Travel is a thing in my family. A Big Thing. But when I was a kid, it was usually broke-people travel. Two weeks in the car, visiting relatives or the occasional old family friend, camping out at state and national parks, eating a lot of trail mix and cans of stew, hanging out next to rivers and stuff:
By the time I got to high school, my family had ceased to be as broke as it was when I was younger, but I was also busy doing things like attending writers workshops and working, and so I stopped going on family vacations around about the time they started in on international travel or flying to the coast and renting a car for a couple weeks. And then I was off at college and living my own life, and so apart from trips for weddings or family reunions, my travels with my family had essentially ended.

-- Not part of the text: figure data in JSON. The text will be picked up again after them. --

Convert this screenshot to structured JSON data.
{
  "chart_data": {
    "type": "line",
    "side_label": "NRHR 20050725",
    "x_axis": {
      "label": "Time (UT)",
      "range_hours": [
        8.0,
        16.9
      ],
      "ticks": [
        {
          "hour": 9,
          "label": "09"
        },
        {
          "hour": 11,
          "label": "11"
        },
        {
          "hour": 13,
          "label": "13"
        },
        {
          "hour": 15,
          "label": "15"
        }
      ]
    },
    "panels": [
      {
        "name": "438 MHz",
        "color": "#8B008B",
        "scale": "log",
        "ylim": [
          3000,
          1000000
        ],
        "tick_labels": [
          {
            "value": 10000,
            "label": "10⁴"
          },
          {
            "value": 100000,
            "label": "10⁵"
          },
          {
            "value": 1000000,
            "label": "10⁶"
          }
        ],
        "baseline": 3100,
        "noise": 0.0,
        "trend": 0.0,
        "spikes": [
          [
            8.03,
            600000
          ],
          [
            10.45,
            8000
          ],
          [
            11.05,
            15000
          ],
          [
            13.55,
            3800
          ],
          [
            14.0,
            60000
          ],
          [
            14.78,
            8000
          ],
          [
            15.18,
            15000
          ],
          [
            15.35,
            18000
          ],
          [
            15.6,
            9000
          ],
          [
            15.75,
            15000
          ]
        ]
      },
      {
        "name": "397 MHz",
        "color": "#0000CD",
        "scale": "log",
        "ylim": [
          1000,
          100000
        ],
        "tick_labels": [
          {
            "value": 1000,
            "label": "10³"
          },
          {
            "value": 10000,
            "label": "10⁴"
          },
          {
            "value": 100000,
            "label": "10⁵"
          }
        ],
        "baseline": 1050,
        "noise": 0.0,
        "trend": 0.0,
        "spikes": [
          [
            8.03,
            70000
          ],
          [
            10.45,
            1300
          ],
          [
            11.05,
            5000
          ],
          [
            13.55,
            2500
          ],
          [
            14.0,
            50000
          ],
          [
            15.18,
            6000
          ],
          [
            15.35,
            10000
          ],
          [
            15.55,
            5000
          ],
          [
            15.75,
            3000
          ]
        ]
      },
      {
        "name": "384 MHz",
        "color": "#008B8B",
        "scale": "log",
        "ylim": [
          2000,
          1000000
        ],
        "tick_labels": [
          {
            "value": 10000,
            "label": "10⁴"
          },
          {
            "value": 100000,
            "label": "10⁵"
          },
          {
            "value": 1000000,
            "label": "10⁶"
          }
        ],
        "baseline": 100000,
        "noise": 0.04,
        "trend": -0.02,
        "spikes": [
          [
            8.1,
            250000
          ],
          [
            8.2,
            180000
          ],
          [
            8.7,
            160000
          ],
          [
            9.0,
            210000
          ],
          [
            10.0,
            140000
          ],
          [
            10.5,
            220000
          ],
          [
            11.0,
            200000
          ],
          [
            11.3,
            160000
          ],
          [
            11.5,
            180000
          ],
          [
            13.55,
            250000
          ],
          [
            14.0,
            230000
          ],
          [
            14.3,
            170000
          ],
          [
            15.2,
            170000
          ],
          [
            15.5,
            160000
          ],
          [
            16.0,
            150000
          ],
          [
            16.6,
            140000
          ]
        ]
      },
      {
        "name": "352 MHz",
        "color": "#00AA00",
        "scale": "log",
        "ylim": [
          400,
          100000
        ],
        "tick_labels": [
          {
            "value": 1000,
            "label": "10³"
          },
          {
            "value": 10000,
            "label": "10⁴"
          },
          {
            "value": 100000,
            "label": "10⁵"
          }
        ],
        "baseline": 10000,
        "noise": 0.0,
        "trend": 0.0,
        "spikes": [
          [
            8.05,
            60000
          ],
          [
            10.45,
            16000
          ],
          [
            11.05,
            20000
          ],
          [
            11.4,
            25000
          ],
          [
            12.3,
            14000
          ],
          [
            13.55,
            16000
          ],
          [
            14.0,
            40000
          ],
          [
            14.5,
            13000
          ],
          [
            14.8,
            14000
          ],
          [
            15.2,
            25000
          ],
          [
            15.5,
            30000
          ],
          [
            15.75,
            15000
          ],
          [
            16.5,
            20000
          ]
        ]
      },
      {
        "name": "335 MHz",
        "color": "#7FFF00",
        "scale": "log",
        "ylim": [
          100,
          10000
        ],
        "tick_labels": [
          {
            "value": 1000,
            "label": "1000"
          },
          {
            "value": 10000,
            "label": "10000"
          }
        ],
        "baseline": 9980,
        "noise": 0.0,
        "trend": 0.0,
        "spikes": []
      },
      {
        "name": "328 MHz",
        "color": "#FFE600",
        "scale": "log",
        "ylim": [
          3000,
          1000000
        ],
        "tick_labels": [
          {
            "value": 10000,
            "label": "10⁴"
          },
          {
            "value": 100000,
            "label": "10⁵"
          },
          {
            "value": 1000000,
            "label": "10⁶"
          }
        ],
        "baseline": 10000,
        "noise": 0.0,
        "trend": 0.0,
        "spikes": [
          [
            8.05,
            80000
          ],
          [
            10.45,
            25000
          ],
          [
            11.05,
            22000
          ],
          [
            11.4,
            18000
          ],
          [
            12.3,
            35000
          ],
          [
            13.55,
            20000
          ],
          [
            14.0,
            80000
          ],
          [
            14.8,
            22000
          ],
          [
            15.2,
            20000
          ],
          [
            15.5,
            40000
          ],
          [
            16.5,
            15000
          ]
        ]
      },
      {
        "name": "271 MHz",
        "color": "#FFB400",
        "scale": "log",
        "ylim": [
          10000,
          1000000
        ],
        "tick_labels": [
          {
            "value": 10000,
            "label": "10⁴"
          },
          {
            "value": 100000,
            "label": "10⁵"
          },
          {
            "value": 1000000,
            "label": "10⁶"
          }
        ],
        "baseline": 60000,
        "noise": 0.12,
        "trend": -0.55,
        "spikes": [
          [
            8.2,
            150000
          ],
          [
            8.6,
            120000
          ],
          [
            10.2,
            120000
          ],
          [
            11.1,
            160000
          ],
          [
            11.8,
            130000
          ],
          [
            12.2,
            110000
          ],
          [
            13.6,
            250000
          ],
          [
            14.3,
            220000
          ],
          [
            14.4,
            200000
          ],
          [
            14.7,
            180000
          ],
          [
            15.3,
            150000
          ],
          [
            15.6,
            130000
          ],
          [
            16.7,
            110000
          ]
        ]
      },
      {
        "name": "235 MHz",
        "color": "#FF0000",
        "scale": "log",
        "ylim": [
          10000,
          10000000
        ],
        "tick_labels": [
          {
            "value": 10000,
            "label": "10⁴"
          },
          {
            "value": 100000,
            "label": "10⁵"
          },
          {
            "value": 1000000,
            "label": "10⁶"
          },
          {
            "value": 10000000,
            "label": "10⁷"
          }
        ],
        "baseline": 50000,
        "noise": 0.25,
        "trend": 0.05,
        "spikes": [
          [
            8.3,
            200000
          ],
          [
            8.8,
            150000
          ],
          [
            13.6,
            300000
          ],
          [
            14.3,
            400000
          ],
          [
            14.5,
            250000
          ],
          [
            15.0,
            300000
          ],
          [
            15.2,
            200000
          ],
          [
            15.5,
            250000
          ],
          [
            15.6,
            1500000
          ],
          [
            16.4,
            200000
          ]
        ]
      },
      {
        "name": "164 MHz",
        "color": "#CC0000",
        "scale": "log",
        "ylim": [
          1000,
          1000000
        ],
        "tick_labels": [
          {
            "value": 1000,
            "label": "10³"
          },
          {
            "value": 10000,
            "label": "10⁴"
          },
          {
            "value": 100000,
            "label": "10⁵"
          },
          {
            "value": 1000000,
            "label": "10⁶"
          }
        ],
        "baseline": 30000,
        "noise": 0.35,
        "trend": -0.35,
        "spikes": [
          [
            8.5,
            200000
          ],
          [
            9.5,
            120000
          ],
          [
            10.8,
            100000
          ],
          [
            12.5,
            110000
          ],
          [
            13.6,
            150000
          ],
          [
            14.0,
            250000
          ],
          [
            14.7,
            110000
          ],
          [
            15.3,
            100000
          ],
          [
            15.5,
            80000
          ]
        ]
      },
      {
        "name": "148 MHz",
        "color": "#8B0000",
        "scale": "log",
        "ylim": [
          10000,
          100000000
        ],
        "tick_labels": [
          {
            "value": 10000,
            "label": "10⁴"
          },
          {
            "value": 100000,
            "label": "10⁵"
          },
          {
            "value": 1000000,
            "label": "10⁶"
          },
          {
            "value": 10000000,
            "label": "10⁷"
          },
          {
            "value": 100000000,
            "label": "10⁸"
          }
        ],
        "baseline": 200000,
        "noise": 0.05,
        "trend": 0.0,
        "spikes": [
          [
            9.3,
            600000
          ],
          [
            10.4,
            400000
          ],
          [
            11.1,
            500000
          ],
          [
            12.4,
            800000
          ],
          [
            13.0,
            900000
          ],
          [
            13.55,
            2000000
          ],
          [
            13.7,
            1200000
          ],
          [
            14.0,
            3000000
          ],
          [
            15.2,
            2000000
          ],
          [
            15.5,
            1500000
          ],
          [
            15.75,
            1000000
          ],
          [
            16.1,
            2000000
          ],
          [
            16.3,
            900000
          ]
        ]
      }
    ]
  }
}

Not that I minded that much. My sister spent a few extra years sitting in the backseat while my parents drove around this country and others, dawdled behind them at countless used bookstores and on endless trails through mountains. I love long drives and bookstores and hiking, but I prefer to do it at my own pace and, ya know, not always with the people who I grew up with.
We’ve been on one everybody-all-together family vacation since then: a long weekend in the Bahamas the winter after I got divorced, which was suggested by my mother approximately one week after I announced my separation. She wanted us all to have something nice to look forward to. Palm trees it was. And it worked out pretty well.
So I figured it would work OK this time around too. I just dropped a ridiculous sum on a long weekend for all of us (including the latest addition, my sister’s +1) in Playa del Carmen right after New Year’s, and it felt really, really good. It’s partly a celebration of me having money again, partly our way of forgetting last holiday season, which was spent in the hospital with my sister recovering from surgery, and partly a tiny way for me to say thank you to people who I’ll never actually be able to repay in any significant way.
I was gchatting with my mom when I made the booking. Her response:
“Yippie! This made my day!”
That’s pretty much all there is to it.